Под Москвой в кустах, на деревьях, в ложбинах плыл туман. Лил дождь. Тоска. Я вспомнил примету, что уезжать в дождь, а приезжать в вёдро хорошо. А мне как раз в дождь и предстояло приехать. Но вот подул ветер, и облака разошлись. Не вполне, однако местами увидел я голубое небо. Мы уезжали, точнее, садились в вагон со стороны необычайной, с узенькой платформы, потому что с нами ехал какой?то важный начальник. Сейчас меня беспокоила мысль, что в Москве нас выпустят на левую сторону и я не встречусь с Наташей. И я вдруг рассердился на моего многолетнего врага — на мелкую, но неотвязную мнительность. Я спокойно рискую собой в случаях более или менее опасных. На это, очевидно, и уходит вся моя выдержка. Я беспокоюсь и раздражаюсь по пустякам, и сейчас вот, вместо того чтобы любоваться только что освободившейся из?под снега землей, я думаю о том, чего, вероятно, не будет. И в самом деле. Хоть нас и выпустили на левую узенькую платформу, я увидел среди встречающих озабоченно вглядывающуюся в приезжих тощенькую и бледную дочь. И вот мы сели в такси и отправились к ней. Заехали в гастроном под гостиницей «Москва», купили торт и приехали к знакомым воротам. Из школы выходили девочки. Рассчитываясь с шофером, я услышал, как они кричат: «Андрюша, Андрюша идет!» Я оглянулся. Феня шла из ворот с Андрюшкой, вела его за концы шарфа, пропущенные мальчику под мышки. Боже мой, какой он синенький, маленький, жалкий, в каком?то самодельном чепчике. Наташа любуется сыном, с гордостью показывает его мне. В комнате ребенок выглядит менее жалким. У него славный лоб, большие темные глаза. Очевидно, на улице он замерз, в комнате синеватый цвет лица исчезает. По полу он бегает без поддержки шарфа. Увидев заводного ослика в тележке с прыгающим кучером, Андрюшка приятно улыбается. И я, наконец с чистым сердцем, в десятый раз подтверждаю, когда Наташа спрашивает: «Правда, он очень славный?» Звоню по автомату в МТЮЗ. Отношу туда пьесу. Читку предположительно назначают на субботу. Обедаю. Москва нравится мне.

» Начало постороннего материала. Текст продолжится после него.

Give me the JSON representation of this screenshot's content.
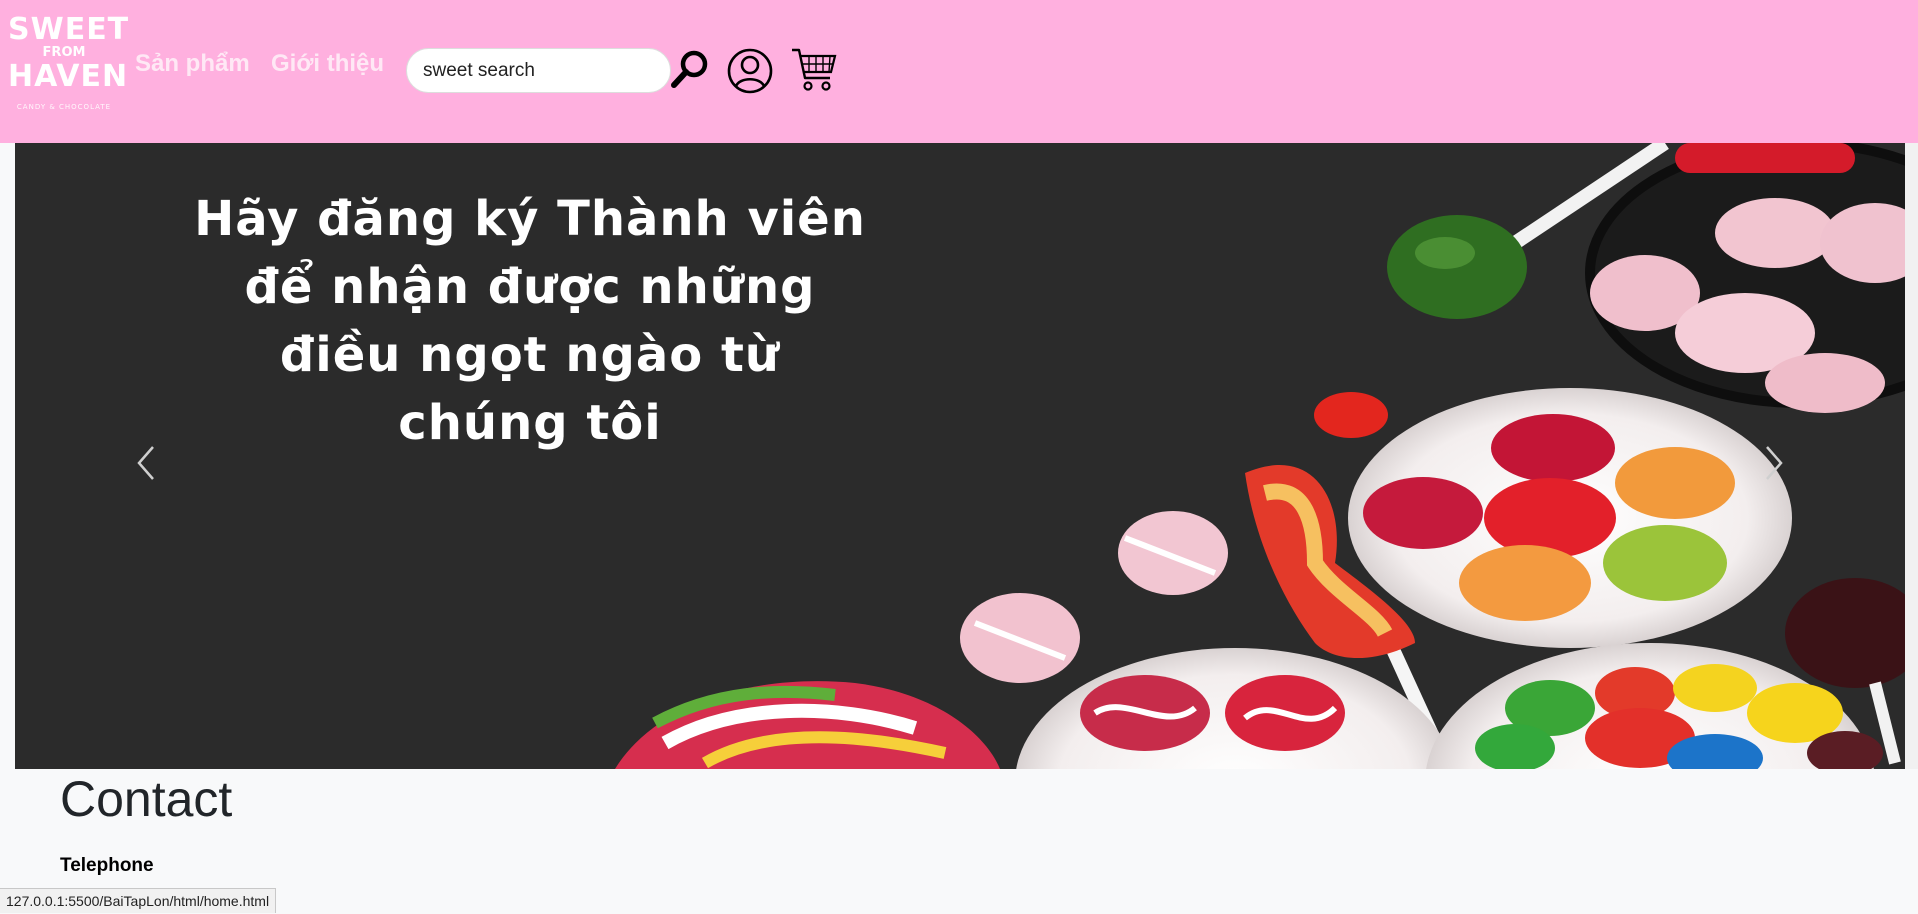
{
  "logo": {
    "line1": "SWEET",
    "line2": "FROM",
    "line3": "HAVEN",
    "tagline": "CANDY & CHOCOLATE"
  },
  "nav": {
    "products": "Sản phẩm",
    "about": "Giới thiệu"
  },
  "search": {
    "value": "sweet search",
    "placeholder": "sweet search"
  },
  "icons": {
    "search": "search-icon",
    "account": "user-icon",
    "cart": "cart-icon"
  },
  "carousel": {
    "lines": [
      "Hãy đăng ký Thành viên",
      "để nhận được những",
      "điều ngọt ngào từ",
      "chúng tôi"
    ]
  },
  "contact": {
    "title": "Contact",
    "telephone_label": "Telephone"
  },
  "status_bar": {
    "url": "127.0.0.1:5500/BaiTapLon/html/home.html"
  },
  "colors": {
    "header_bg": "#ffb0df",
    "hero_bg": "#2b2b2b"
  }
}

В час иду к Маршаку. Он выглядит лучше, чем в мой прошлый визит к нему. Волосы снова стоят дыбом, и я этому рад. Последний год он их причесывал гладко, отчего казался присмиревшим. Вчера у него был сердечный припадок, от этого Маршак говорит особенно глухим и грудным, столько лет знакомым голосом. Я рассказываю, что писал о нем. Слушаю его стихи. Следы вчерашнего припадка исчезают без следа. Маршак ссорится со своей постаревшей секретаршей Розалией Ивановной, которая не может сразу найти переводы из Гейне, сделанные Самуилом Яковлевичем накануне, ссорится с редакторшей не известной никому из нас газеты «Тревога». Редакторша сказала по телефону: «Вы нас подводите, где же стихи?» — и получила в ответ по телефону же целый взрыв. Я иной раз испытываю настоящее счастье, наблюдая все это, погружаясь в столь напоминающую молодость, кипящую примаршаковскую обстановку. Наконец прощаемся, причем сегодня мы оба довольны друг другом. (Любопытно, что Маршак только от меня узнал, что Элик поет песни белорусские, английские, русские. Он очень удивился.)..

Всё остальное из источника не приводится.